3 April 2011


110403 *urbanism
The Urbanism Battle

"Landscape architecture continues to experience a professional flowering based on the growing significance of sustainability and ecological issues as they relate to planning the broader built environment. But awareness is also growing among architects that they are no longer kings of the mountain. Gwen Webber scouts the perimeter of a possible turf war in the making"

Evidently,  not everyone is pleased with the direction of something like this.

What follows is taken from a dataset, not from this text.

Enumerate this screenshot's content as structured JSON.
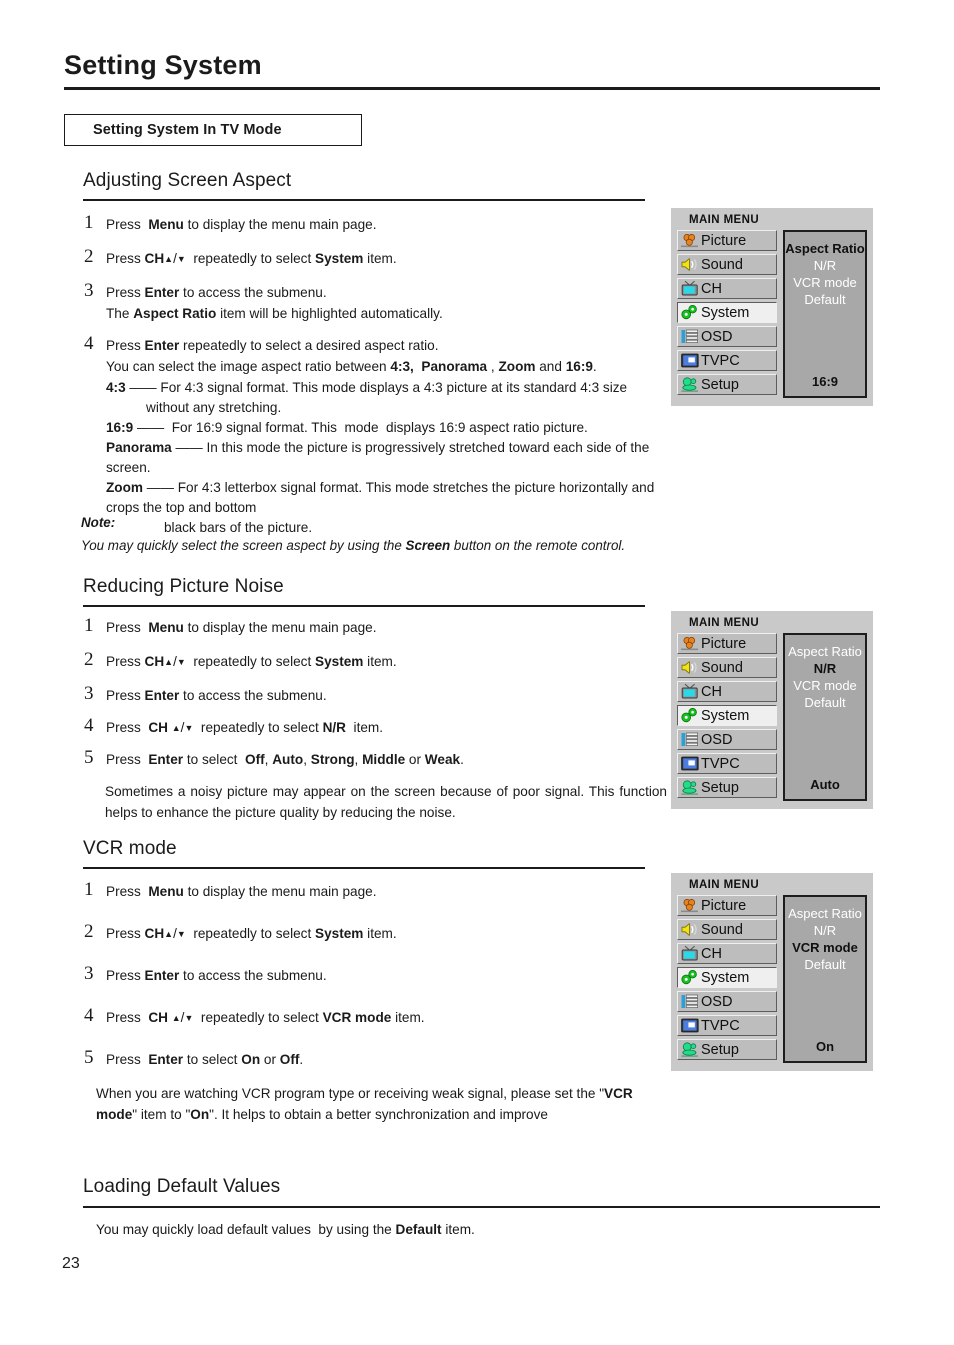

Without a doubt, architect Andres Duany is a pivotal figure in creating a less car-dependent, more walking-oriented American landscape—the kind of human-scale, personally navigable, tight developments that seem to have sturdy green roots and point, generally, toward a more urban lifestyle. Certainly, densely-settled cities have what Duany and his cohorts have been advocating for 30 years. But now as these cities begin to re-engage with nature, to create their own, healthy and life-affirming environments, surprisingly (at least to me)  Duany is not cheering, he’s jeering. He seems to equate the new “dogma of environmentalism” (my quotes) with the recent changes at the Harvard GSD, where the old Urban Planning and Design department is giving way to Landscape Urbanism. And so I must ask this, is he just looking for a fight, or is there a constructive dialogue to be had here?”

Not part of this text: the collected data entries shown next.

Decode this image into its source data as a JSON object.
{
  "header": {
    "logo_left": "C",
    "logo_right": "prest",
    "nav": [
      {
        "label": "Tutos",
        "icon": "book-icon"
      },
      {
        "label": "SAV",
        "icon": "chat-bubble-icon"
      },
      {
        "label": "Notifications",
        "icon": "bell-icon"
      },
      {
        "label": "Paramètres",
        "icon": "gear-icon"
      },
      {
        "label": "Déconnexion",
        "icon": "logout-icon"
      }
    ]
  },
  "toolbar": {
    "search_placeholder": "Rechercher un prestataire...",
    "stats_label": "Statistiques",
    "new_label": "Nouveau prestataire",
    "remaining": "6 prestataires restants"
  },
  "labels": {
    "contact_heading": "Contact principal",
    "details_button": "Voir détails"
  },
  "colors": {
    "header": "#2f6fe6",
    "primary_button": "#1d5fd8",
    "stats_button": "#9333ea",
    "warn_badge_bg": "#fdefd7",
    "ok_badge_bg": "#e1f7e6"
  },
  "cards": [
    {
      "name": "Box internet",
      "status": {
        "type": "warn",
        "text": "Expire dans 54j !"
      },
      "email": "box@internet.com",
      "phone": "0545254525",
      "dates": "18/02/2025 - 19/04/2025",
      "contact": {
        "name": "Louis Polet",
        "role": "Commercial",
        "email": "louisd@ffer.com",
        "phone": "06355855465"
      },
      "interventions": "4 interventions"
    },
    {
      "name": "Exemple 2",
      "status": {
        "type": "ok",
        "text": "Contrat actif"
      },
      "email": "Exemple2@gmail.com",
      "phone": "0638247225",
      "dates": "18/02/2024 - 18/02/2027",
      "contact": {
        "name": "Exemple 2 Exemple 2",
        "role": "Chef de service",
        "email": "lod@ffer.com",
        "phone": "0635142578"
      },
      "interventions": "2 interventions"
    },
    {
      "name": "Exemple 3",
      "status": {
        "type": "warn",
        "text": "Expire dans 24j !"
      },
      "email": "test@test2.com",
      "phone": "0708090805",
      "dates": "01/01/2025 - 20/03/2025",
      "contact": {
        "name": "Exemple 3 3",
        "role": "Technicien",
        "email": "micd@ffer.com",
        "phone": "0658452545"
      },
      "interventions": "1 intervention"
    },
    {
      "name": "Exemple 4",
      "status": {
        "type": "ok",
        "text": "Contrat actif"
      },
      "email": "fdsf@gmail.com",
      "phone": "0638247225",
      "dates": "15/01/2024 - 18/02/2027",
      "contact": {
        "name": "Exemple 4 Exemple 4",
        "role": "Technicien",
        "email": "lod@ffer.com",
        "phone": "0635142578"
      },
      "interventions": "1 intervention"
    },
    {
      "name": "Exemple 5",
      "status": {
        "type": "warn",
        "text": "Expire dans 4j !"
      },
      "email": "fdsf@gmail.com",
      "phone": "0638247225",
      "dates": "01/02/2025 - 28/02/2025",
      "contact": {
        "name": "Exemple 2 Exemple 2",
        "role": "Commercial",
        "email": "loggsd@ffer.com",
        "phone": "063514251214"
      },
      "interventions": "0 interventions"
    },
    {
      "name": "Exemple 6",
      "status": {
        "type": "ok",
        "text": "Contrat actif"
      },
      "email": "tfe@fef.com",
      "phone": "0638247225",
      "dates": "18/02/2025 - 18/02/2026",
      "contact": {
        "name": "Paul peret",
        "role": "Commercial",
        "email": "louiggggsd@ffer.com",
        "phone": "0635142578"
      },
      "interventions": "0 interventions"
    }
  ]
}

New Urbanists believe this urban to landscape is a return to
Le Corbusier’s Ville Contemporaine.

Every design school has its disciples urging everyone else out there to get on board with the Universal Truth.
The places where we live become the battlegrounds for a design moral authority.

There are broader, more basic truths about the design of cities then can be captured in one theory or design movement. Even if you are a rabid proponent, or even if you’ve 'invented' a design methodology, if you're honest, it takes someone else about a minute to determine some of the ways to contradict your ‘manifesto’.

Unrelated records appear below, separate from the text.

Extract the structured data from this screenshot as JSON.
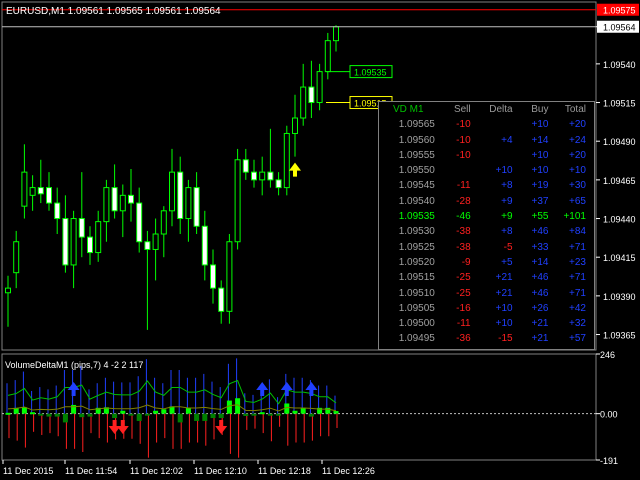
{
  "window": {
    "symbol_title": "EURUSD,M1  1.09561 1.09565 1.09561 1.09564",
    "indicator_title": "VolumeDeltaM1 (pips,7) 4 -2 2 117"
  },
  "price_axis": {
    "labels": [
      "1.09564",
      "1.09540",
      "1.09515",
      "1.09490",
      "1.09465",
      "1.09440",
      "1.09415",
      "1.09390",
      "1.09365"
    ],
    "ask_label": "1.09575",
    "current_label": "1.09564",
    "ask_color": "#ff0000"
  },
  "indicator_axis": {
    "labels": [
      "246",
      "0.00",
      "-191"
    ]
  },
  "time_axis": {
    "labels": [
      "11 Dec 2015",
      "11 Dec 11:54",
      "11 Dec 12:02",
      "11 Dec 12:10",
      "11 Dec 12:18",
      "11 Dec 12:26"
    ]
  },
  "price_levels": {
    "green_label": "1.09535",
    "yellow_label": "1.09515"
  },
  "vd_table": {
    "headers": {
      "title": "VD M1",
      "sell": "Sell",
      "delta": "Delta",
      "buy": "Buy",
      "total": "Total"
    },
    "rows": [
      {
        "price": "1.09565",
        "sell": "-10",
        "delta": "",
        "buy": "+10",
        "total": "+20"
      },
      {
        "price": "1.09560",
        "sell": "-10",
        "delta": "+4",
        "buy": "+14",
        "total": "+24"
      },
      {
        "price": "1.09555",
        "sell": "-10",
        "delta": "",
        "buy": "+10",
        "total": "+20"
      },
      {
        "price": "1.09550",
        "sell": "",
        "delta": "+10",
        "buy": "+10",
        "total": "+10"
      },
      {
        "price": "1.09545",
        "sell": "-11",
        "delta": "+8",
        "buy": "+19",
        "total": "+30"
      },
      {
        "price": "1.09540",
        "sell": "-28",
        "delta": "+9",
        "buy": "+37",
        "total": "+65"
      },
      {
        "price": "1.09535",
        "sell": "-46",
        "delta": "+9",
        "buy": "+55",
        "total": "+101",
        "highlight": true
      },
      {
        "price": "1.09530",
        "sell": "-38",
        "delta": "+8",
        "buy": "+46",
        "total": "+84"
      },
      {
        "price": "1.09525",
        "sell": "-38",
        "delta": "-5",
        "buy": "+33",
        "total": "+71"
      },
      {
        "price": "1.09520",
        "sell": "-9",
        "delta": "+5",
        "buy": "+14",
        "total": "+23"
      },
      {
        "price": "1.09515",
        "sell": "-25",
        "delta": "+21",
        "buy": "+46",
        "total": "+71"
      },
      {
        "price": "1.09510",
        "sell": "-25",
        "delta": "+21",
        "buy": "+46",
        "total": "+71"
      },
      {
        "price": "1.09505",
        "sell": "-16",
        "delta": "+10",
        "buy": "+26",
        "total": "+42"
      },
      {
        "price": "1.09500",
        "sell": "-11",
        "delta": "+10",
        "buy": "+21",
        "total": "+32"
      },
      {
        "price": "1.09495",
        "sell": "-36",
        "delta": "-15",
        "buy": "+21",
        "total": "+57"
      }
    ]
  },
  "colors": {
    "candle": "#00ff00",
    "grid": "#444444",
    "buy": "#2040ff",
    "sell": "#ff2020",
    "highlight": "#00ff00",
    "table_price": "#a0a0a0"
  },
  "chart_data": {
    "type": "candlestick",
    "price_range": [
      1.09355,
      1.0958
    ],
    "candles": [
      {
        "o": 1.09392,
        "h": 1.09403,
        "l": 1.0937,
        "c": 1.09395
      },
      {
        "o": 1.09405,
        "h": 1.09432,
        "l": 1.09395,
        "c": 1.09425
      },
      {
        "o": 1.09448,
        "h": 1.09488,
        "l": 1.0944,
        "c": 1.0947
      },
      {
        "o": 1.09455,
        "h": 1.09468,
        "l": 1.09445,
        "c": 1.0946
      },
      {
        "o": 1.0946,
        "h": 1.09478,
        "l": 1.0945,
        "c": 1.09456
      },
      {
        "o": 1.0946,
        "h": 1.0947,
        "l": 1.09445,
        "c": 1.0945
      },
      {
        "o": 1.0945,
        "h": 1.0946,
        "l": 1.0943,
        "c": 1.0944
      },
      {
        "o": 1.0944,
        "h": 1.09455,
        "l": 1.09405,
        "c": 1.0941
      },
      {
        "o": 1.0941,
        "h": 1.09445,
        "l": 1.09395,
        "c": 1.0944
      },
      {
        "o": 1.0944,
        "h": 1.0947,
        "l": 1.09415,
        "c": 1.09428
      },
      {
        "o": 1.09428,
        "h": 1.09435,
        "l": 1.0941,
        "c": 1.09418
      },
      {
        "o": 1.09418,
        "h": 1.09445,
        "l": 1.09412,
        "c": 1.09438
      },
      {
        "o": 1.09438,
        "h": 1.09465,
        "l": 1.09425,
        "c": 1.0946
      },
      {
        "o": 1.0946,
        "h": 1.09475,
        "l": 1.0944,
        "c": 1.09445
      },
      {
        "o": 1.09445,
        "h": 1.09462,
        "l": 1.09428,
        "c": 1.09455
      },
      {
        "o": 1.09455,
        "h": 1.09472,
        "l": 1.09438,
        "c": 1.0945
      },
      {
        "o": 1.0945,
        "h": 1.0946,
        "l": 1.09418,
        "c": 1.09425
      },
      {
        "o": 1.09425,
        "h": 1.09432,
        "l": 1.09368,
        "c": 1.0942
      },
      {
        "o": 1.0942,
        "h": 1.0944,
        "l": 1.094,
        "c": 1.0943
      },
      {
        "o": 1.0943,
        "h": 1.09448,
        "l": 1.09415,
        "c": 1.09445
      },
      {
        "o": 1.09445,
        "h": 1.09485,
        "l": 1.09435,
        "c": 1.0947
      },
      {
        "o": 1.0947,
        "h": 1.0948,
        "l": 1.0943,
        "c": 1.0944
      },
      {
        "o": 1.0944,
        "h": 1.09465,
        "l": 1.09425,
        "c": 1.0946
      },
      {
        "o": 1.0946,
        "h": 1.0947,
        "l": 1.0943,
        "c": 1.09435
      },
      {
        "o": 1.09435,
        "h": 1.09445,
        "l": 1.094,
        "c": 1.0941
      },
      {
        "o": 1.0941,
        "h": 1.0942,
        "l": 1.09385,
        "c": 1.09395
      },
      {
        "o": 1.09395,
        "h": 1.094,
        "l": 1.09372,
        "c": 1.0938
      },
      {
        "o": 1.0938,
        "h": 1.0943,
        "l": 1.09372,
        "c": 1.09425
      },
      {
        "o": 1.09425,
        "h": 1.09485,
        "l": 1.0942,
        "c": 1.09478
      },
      {
        "o": 1.09478,
        "h": 1.09485,
        "l": 1.09465,
        "c": 1.0947
      },
      {
        "o": 1.0947,
        "h": 1.09478,
        "l": 1.0946,
        "c": 1.09465
      },
      {
        "o": 1.09465,
        "h": 1.0948,
        "l": 1.09455,
        "c": 1.0947
      },
      {
        "o": 1.0947,
        "h": 1.09498,
        "l": 1.0946,
        "c": 1.09465
      },
      {
        "o": 1.09465,
        "h": 1.0947,
        "l": 1.09455,
        "c": 1.0946
      },
      {
        "o": 1.0946,
        "h": 1.095,
        "l": 1.09455,
        "c": 1.09495
      },
      {
        "o": 1.09495,
        "h": 1.0952,
        "l": 1.0948,
        "c": 1.09505
      },
      {
        "o": 1.09505,
        "h": 1.0954,
        "l": 1.095,
        "c": 1.09525
      },
      {
        "o": 1.09525,
        "h": 1.09542,
        "l": 1.09505,
        "c": 1.09515
      },
      {
        "o": 1.09515,
        "h": 1.0954,
        "l": 1.0951,
        "c": 1.09535
      },
      {
        "o": 1.09535,
        "h": 1.0956,
        "l": 1.0953,
        "c": 1.09555
      },
      {
        "o": 1.09555,
        "h": 1.09565,
        "l": 1.09548,
        "c": 1.09564
      }
    ],
    "volume_delta": {
      "range": [
        -191,
        246
      ],
      "arrows_up_at": [
        8,
        31,
        34,
        37
      ],
      "arrows_down_at": [
        13,
        14,
        26
      ],
      "arrow_up_price_index": 35
    }
  }
}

How about these universal truths:

  1. Creative minds will always be trying to think of new ways to do things
  2. Cites have always come together in an accumulative way; one thing is built upon another and another. Even when vast portions of it are ripped out to allow for something new.
  3. We will continue to do good things, and make great mistakes as we build. This is true of all schools, camps, and manifesto writers.

It is amusing that different schools of design seek a deep oposition to another; they really don’t need to be. Places conceived over time, envisioned by different designers with opposing design viewpoints intersect often turn out to be (God forbid!) the most interesting and effective urban places.